To add to the absurdity of this whole situation, Daemon gives her a warm smile, the godsdamned ghost trapped in an endless cycle of doomed tragic romance is comforting her. Rhae dabs the last errant tear from her eye and gives a rueful laugh. “Thanks,” she mumbles. “You know, you’re not like what I expected.”
“You expected to meet the ghost of your great-many-times-over uncle?”
“I...guess not,” she admits. Even if she had, she doesn’t think anything could have prepared her for this. Gods, there’s so much she wants to ask.
“Rhae!” Ali’s panicked voice drifts up from the staircase, and Rhae's stomach lurches. “Rhae! Where are you? We have to go now!”
Shit, the ferry. Rhae turns toward the sound, then faces Daemon. She doesn’t want to leave. She has so many questions.
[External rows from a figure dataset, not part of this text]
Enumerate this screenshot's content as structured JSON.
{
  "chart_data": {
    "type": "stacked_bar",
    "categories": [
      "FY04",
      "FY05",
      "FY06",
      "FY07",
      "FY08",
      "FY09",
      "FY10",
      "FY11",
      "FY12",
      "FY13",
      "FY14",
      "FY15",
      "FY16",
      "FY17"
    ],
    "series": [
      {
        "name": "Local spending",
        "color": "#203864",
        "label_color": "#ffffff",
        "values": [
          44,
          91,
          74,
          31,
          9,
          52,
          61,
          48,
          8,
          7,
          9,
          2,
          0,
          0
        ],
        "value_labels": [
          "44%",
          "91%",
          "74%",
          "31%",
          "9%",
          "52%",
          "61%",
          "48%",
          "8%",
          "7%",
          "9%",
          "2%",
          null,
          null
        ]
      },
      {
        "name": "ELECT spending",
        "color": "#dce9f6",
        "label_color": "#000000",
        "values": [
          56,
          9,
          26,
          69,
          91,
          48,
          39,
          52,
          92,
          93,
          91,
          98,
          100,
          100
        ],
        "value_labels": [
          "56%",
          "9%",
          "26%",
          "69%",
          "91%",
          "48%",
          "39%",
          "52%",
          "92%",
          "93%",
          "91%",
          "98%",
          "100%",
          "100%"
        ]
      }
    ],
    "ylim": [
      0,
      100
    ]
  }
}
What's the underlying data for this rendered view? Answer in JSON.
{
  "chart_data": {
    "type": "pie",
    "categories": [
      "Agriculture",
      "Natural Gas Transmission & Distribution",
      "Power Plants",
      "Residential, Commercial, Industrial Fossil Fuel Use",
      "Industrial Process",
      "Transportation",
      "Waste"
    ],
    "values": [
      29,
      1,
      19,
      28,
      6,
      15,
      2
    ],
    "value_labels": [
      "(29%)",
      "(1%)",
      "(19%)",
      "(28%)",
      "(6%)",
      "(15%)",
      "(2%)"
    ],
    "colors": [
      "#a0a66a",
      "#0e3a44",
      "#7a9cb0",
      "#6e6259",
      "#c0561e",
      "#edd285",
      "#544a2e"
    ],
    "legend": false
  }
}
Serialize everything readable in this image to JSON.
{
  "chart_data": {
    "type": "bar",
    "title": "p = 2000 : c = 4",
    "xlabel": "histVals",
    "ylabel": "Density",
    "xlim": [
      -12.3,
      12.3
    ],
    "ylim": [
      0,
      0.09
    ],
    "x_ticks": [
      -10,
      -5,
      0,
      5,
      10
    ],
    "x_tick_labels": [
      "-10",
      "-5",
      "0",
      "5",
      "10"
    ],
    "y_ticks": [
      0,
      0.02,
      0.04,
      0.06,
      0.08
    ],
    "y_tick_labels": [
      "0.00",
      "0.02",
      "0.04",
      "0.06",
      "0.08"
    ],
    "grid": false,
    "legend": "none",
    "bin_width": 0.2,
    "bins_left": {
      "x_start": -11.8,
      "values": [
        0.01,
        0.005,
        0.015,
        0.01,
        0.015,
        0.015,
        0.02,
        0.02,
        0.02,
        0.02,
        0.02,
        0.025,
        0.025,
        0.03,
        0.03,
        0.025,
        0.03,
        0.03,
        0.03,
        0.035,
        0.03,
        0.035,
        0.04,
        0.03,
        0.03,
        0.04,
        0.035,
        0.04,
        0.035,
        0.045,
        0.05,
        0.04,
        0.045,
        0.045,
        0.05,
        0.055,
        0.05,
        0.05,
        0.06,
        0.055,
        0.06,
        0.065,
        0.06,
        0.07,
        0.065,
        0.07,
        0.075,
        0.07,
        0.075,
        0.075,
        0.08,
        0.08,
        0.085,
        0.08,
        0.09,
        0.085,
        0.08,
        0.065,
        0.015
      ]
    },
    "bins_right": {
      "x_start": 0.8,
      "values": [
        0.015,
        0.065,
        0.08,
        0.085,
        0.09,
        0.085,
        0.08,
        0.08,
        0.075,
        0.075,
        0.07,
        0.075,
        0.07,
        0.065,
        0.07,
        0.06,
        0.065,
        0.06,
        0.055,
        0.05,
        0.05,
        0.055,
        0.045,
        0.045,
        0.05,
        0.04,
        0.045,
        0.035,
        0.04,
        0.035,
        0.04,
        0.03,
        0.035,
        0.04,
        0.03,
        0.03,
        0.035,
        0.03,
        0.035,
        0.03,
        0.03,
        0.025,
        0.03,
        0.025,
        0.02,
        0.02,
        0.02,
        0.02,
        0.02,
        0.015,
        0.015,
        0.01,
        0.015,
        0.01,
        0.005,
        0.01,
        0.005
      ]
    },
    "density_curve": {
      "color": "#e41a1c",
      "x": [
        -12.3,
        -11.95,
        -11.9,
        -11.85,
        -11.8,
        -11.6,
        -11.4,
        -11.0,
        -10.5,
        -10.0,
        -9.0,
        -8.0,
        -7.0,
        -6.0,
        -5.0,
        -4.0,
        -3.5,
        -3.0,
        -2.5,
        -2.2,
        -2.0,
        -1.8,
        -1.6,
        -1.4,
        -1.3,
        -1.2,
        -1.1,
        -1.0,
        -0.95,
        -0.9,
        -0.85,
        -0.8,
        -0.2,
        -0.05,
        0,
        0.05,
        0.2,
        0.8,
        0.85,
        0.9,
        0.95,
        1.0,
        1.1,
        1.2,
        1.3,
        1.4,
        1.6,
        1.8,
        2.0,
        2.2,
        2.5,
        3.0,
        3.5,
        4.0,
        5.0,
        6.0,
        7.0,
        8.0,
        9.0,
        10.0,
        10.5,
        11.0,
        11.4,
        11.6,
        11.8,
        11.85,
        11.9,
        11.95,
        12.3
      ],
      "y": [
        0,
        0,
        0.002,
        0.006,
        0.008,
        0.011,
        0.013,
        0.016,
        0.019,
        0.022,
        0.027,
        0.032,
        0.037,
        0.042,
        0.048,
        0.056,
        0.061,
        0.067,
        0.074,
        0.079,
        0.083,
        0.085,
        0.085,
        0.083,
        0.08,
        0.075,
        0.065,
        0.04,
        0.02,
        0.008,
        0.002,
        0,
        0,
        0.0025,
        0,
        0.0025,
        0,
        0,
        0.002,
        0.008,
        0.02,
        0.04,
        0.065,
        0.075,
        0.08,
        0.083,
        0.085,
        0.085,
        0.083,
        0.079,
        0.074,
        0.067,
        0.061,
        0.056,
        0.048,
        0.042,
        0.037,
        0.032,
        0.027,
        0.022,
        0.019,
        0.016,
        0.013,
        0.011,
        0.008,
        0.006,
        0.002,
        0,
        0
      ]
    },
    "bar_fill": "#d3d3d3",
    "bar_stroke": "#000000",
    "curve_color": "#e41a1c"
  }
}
There’s so much she could learn, about her family, about her history, about the afterlife, about, well, everything.
“My friends…” she says reluctantly, gesturing toward the stairs. “I have to go.”
Daemon smiles, understanding. “Well, it was a pleasure to meet you, Rhaenyra Targaryen.”
She’s never liked being called by her full name—something about it always felt too formal, too flowery, for the person she is. Or like she hasn’t earned the right to bear it. But it sounds right coming from Daemon.
“Can I come back?” she blurts. “To visit you?”
Daemon seems surprised—as if this is the first thing in a hundred years to catch him off guard. He nods. “I'd...I'd like that," he says, smiling. "Come back anytime you like. I don’t seem to be going anywhere.”
“Great!” Rhae grins. “I’ll see you soon, then.”
—
“Well that was a bust, huh?” Laena complains, kicking her feet against the ferry rail.
“Yeah,” Rhae mumbles.
She isn’t sure why she doesn’t tell the others, only that there is a fierce compulsion burning inside her to keep it to herself. Daemon said she was the only person to see him, to speak to him, since he died—that had to mean something. Rhae chews her lip, mentally running through her upcoming schedule to figure out when she can return.
“Damn, I really thought if we were gonna see something, it would be at Dragonstone,” Cris says.
“Right?” Laena agrees. “We had the blood connection and everything!”
Blood. That has to be part of it. But that girl Daemon spoke of—he couldn’t have been referring to anyone other than Daenerys Targaryen. And yet she hadn’t seen him.
Laena and Cris prattle on about what their next adventure will be, but Rhae is lost in thought. Did any of it even happen? Did she inhale some moldy old dust and just hallucinate the whole encounter? She can’t help but think if she had just reached out, she would have been able to touch him, that she would have felt the heat of his flesh under her fingertips. He seemed so real, so substantial. But he couldn’t be.
“Rhae?”
“Hm?” She snaps her gaze up.
Ali watches her with wide, searching eyes, always looking so concerned. “Where’s your head at?”
Rhae shrugs. “Nowhere. Here. I don’t know.”
“Did something happen? Back there?”
Rhae’s skin prickles with gooseflesh. “No. Of course not. What would have happened?”
Ali looks at her curiously. “I don’t know. I thought maybe you…saw something.”
She shakes her head, even as Daemon Targaryen’s face is vivid at the forefront of her thoughts. “Nothing but ashes and dust.”